Four years after the world's largest refugee crisis since World War II began at its doorstep, Europe finally seems to be changing its attitude toward Syrian refugees.
Since the start of the Syrian conflict in 2011, neighboring Lebanon, Jordan and Turkey have seen an influx of millions of refugees fleeing their conflict shattered homeland. While Europe has been quick to criticize any mismanagement of the situation by regional governments, it has remained negligent in accepting refugees to alleviate the crisis.
However, the growing number of tragic incidents reported widely in the international media surrounding refugees desperate attempts to reach Europe seem to have struck a chord with the European people. Now, both government leaders and grassroots movements are uniting to welcome Syrians with open arms.
This past Sunday, some 20,000 people marched through the streets of Vienna to criticize the ill treatment of refugees. They held banners saying "Refugees Welcome" and "I don't want Europe to become a mass grave" – a reference to the 71 dead refugees found in a truck earlier in the week.
Leaders of the protest accused the government of "political failure" and "inhumane treatment," according to The Guardian.
"We’ve had enough – enough of the deaths, the suffering and the persecution," said the archbishop of Vienna, Cardinal Christoph Schoenborn.
Following the news that Germany would accept 800,000 refugees this year, more than 10 times the number accepted last year, football fans raised signs in support of the decision. German club Borussia Dortmund even invited 220 refugees to one of its games.
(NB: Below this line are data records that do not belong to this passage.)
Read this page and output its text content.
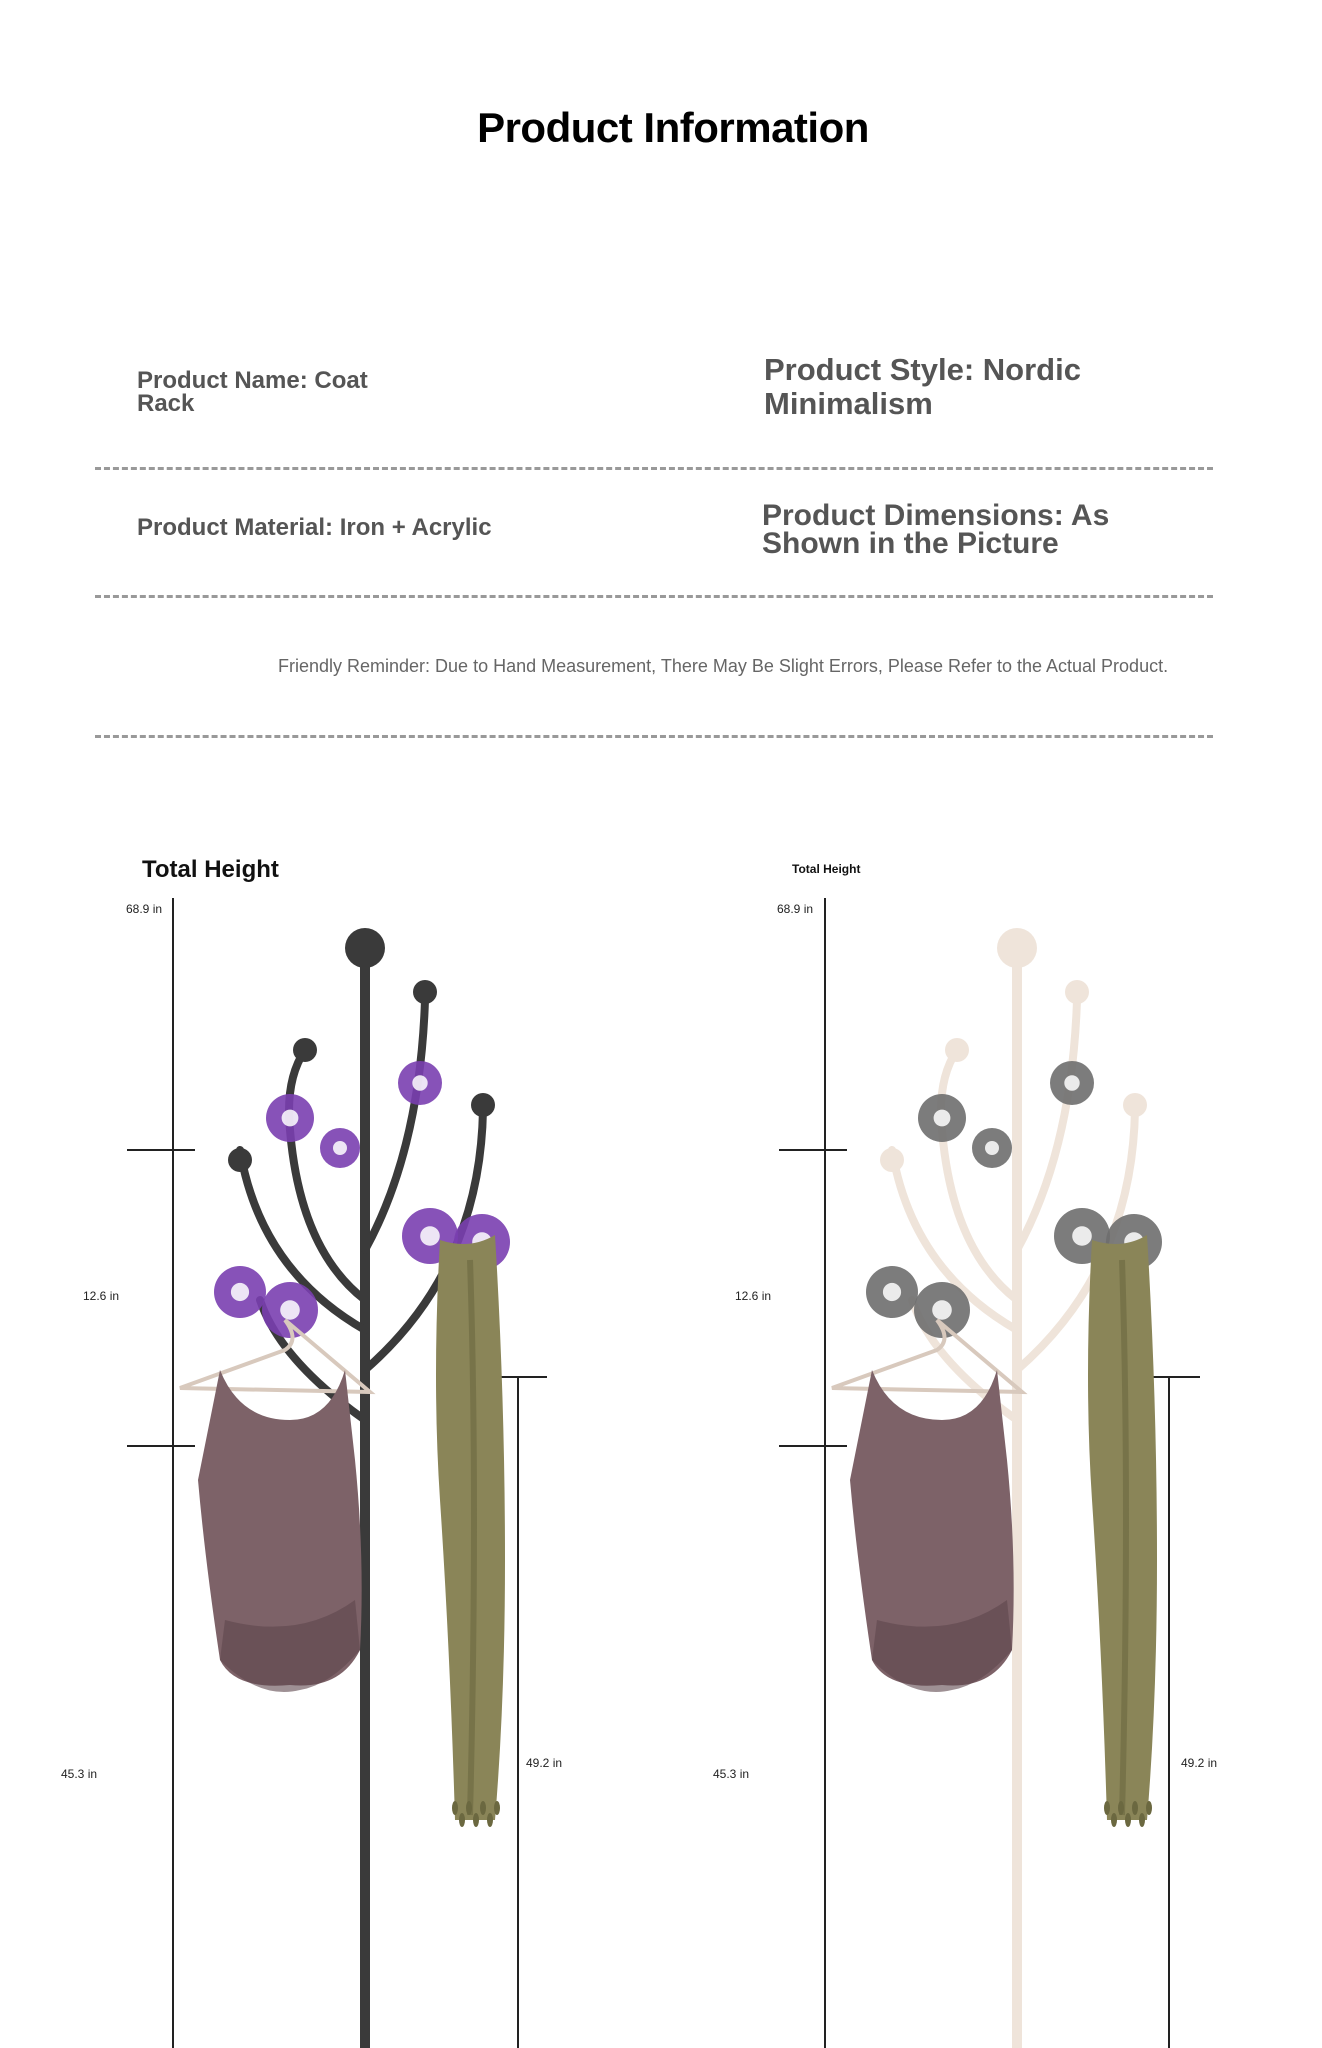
Product Information
Product Name: Coat Rack
Product Style: Nordic Minimalism
Product Material: Iron + Acrylic	Product Dimensions: As Shown in the Picture
Friendly Reminder: Due to Hand Measurement, There May Be Slight Errors, Please Refer to the Actual Product.
Total Height
68.9 in
12.6 in
45.3 in
49.2 in
Total Height
68.9 in
12.6 in
45.3 in
49.2 in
Just a day before more than 1,000 refugees were set to arrive in Munich by train on Tuesday, local police announced on Twitter that they were overwhelmed by donations from local residents. They couldn't even accept further contributions because they had so much.
"We are overwhelmed by the many donations Munich people have made for the refugees at the main station. Please don't bring any more things" (Translation according to "The Local")
Thousands also gathered in Dresden chanting, "Say it loud, say it clear, refugees are welcome here," according to Quartz. Germany's Chancellor Angela Merkel has also begun urging other European countries to accept larger numbers of refugees.
After a Facebook group was started by author Bryndis Bjorgvinsdottir, more than 11,000 people in Iceland responded by saying they were personally willing to host refugees in their homes.
Bjorgvinsdottir started the group as an open letter to the country's welfare minister, writing that she wanted to show the level of public support for refugees.
She went on to write eloquently, "They are our future spouses, best friends, the next soul mate, a drummer for our children’s band, the next colleague, Miss Iceland in 2022, the carpenter who finally finishes the bathroom, the cook in the cafeteria, a fireman and television host. . . . People of whom we'll never be able to say in the future: 'Your life is worth less than my life,'" according to The Independent.
Of course, even with these positive showings of support, millions of Syrians and other refugees around the world remain displaced. Many European countries continue to promote xenophobic policies, forgetting that just a few decades ago their continent was overrun with conflict and refugees as well.
But let us hope these recent signs of acceptance will take root and spread themselves across the entire continent.